Frank C. Erwin, Jr. Centennial Professorship in Drama
The Frank C. Erwin, Jr. Centennial Professorship in Drama was established by the Board of Regents of The University of Texas System on December 3, 1982, for the benefit of the College of Fine Arts. The endowment honors Mr. Frank C. Erwin, Jr. of Austin, Texas, a 1948 graduate of The University of Texas at Austin School of Law.
Frank C. Erwin, Jr.
Born in Waxahachie, Texas in 1920, Frank Craig Erwin enrolled at The University of Texas in 1937 and graduated with a law degree in 1948, after briefly leaving his studies in 1942 to serve in World War II with the Navy's Pacific Theatre Operations.
As a student at Texas, Erwin showed early signs of his future activism and determination. He was a member of Phi Beta Kappa, Phi Eta Sigma, Phi Eta Alpha and Phi Delta Phi honors fraternities, as well as the Kappa Sigma social fraternity. In addition to his scholarly accomplishments, Erwin claimed that one of his proudest achievements was helping to organize a student rally which protested the dismissal of former UT president Homer Price Rainey.
His early taste of organized democracy left him hungry for more. In 1961, Erwin entered the political arena and aided former Secretary of the Navy John B. Connally in the run for Texas Governor, and Erwin's ensuing political endeavors led him to a vast array of leadership opportunities.
Erwin served as the chairman of the resolutions committee at the state Democratic convention in 1962. He was then elected secretary and later chairman of the state Democratic Executive Committee. He also served as the Democratic national committeeman from Texas, vice chairman of the Texas delegation to the 1964 Democratic National Convention, and Texas delegate and spokesman at the 1968 Democratic National Convention.
During his time in politics, Erwin developed a close friendship with President Lyndon B. Johnson and orchestrated the construction and development of the Lyndon Baines Johnson Library and Museum located on northeast corner of the UT campus. Following the construction, Erwin was appointed to the board of the directors of the LBJ Family Foundation and later President and Director of the Rebekah Baines Johnson Foundation.
As founder and director of the Longhorn Club, president and director of the Texas Longhorn Education Foundation and member of the The Texas Exes Students Association, Erwin cared for the progression and growth of The University just as much as he cared for his beloved Texas Football team. His passion for The University of Texas is what would direct his career after politics.
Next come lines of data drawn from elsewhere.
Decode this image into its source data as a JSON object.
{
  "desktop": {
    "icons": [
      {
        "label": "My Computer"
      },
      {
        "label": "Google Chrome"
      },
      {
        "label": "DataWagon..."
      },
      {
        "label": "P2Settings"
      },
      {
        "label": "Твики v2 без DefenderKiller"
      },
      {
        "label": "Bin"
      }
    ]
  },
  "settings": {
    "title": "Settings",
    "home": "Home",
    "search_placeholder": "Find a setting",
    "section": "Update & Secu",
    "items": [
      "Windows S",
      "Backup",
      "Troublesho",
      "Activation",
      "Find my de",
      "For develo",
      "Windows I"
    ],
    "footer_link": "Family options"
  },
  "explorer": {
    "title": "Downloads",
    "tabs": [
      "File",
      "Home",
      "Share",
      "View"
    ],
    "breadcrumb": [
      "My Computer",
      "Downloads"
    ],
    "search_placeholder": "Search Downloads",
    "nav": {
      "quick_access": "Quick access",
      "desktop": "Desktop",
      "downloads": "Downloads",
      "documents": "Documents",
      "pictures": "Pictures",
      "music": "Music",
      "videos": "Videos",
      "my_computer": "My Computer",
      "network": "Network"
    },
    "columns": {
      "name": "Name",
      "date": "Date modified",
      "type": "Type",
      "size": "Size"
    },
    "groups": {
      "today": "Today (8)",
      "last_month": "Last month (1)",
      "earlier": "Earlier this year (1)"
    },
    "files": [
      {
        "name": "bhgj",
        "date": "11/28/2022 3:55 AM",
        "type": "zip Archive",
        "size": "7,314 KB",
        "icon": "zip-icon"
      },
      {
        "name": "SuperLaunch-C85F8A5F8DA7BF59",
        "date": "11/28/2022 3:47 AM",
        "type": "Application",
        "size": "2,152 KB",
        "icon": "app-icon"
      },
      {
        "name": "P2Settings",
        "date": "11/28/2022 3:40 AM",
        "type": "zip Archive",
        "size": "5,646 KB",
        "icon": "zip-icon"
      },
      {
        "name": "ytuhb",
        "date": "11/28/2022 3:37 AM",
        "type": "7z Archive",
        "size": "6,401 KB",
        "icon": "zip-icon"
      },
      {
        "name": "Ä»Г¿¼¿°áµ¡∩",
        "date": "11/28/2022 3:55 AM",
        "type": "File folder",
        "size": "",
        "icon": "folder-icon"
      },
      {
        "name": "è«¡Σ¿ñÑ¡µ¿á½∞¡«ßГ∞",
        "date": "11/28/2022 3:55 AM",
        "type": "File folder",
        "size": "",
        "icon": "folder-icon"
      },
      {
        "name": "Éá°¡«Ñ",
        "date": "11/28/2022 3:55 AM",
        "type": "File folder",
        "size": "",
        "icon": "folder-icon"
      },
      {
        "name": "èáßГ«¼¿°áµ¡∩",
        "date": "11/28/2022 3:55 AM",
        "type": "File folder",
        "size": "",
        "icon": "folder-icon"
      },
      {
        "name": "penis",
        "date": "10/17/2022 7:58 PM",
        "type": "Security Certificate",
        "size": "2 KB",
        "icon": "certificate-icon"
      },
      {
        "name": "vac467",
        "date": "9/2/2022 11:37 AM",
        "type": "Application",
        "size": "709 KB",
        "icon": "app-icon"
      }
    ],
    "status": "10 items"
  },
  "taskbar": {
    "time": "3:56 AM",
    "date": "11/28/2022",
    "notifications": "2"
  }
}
In 1963, he became a member of the University of Texas System Board of Regents, a position he held until 1975. Erwin served as chairman from 1966 to 1971, and those proved to be an impactful five years.
Thanks in large part to Erwin's political allegiances, he increased the University of Texas Systems' appropriations from $40.4 million to $349.7 million in a little more than a decade. He also increased the system's available revenue by expanding the bonding capacity.
The financial gains allowed the University to work toward expansion, and building contracts issued by the regents during Erwin's tenure amounted to more than $762 million. As square footage increased, so did the system's enrollment—from 29,940 in 1963 to 77,437 in 1975.
By the time Erwin resigned, the University of Texas System, comprised of 12 component institutions, from universities to health institutions, had become one of the leading state-supported systems of higher education in the nation.
Erwin also helped change the Forty Acres in tremendous ways. Erwin helped create the Perry Castaneda Library, the College of Fine Arts and Performing Arts Center, Sid Richardson Hall, the Special Events Center and Bellmont Hall. He also worked to expand Memorial Stadium, Disch-Falk Field, the Texas Swimming Center, the Harry Ransom Center, the Education Building, the Grad School of Business Building, Jester Center, the Nursing Building, the Texas Union Renovation, the Welch Hall addition and the wall around the western and southern perimeter of campus.
In 1975, Erwin concluded his term with the board of regents, and returned to practicing law for the remainder of his life. He would receive countless awards honoring his work for The University of Texas and higher education in the state overall.
To those who knew him personally, Erwin was a trencherman, a classical music aficionado, and enjoyed nothing more than a good scotch. To those who knew him professionally, he was a politician, a gruff idealist, and a powerful activist for higher education.
He passed away on Oct. 1, 1980 after suffering a heart attack in Galveston, Texas. In a show of great respect, Erwin's body laid in the Great Hall of the Lyndon Baines Johnson Library, an honor previously only given to President Johnson himself.
Erwin's funeral was held in the University Special Events Center with more than 2,000 guests in attendance, including the Longhorn Band and the Longhorn Choir, which performed, "I Did It My Way" made famous by Frank Sinatra. The center itself would be renamed in his honor later that year.
Former Governor Connally delivered Erwin's eulogy, and described his friend this way, "He had the courage of his convictions, he dared to do what was right, and he had the ability to pursue his goals and accept the consequences. He lived the life he wanted to live."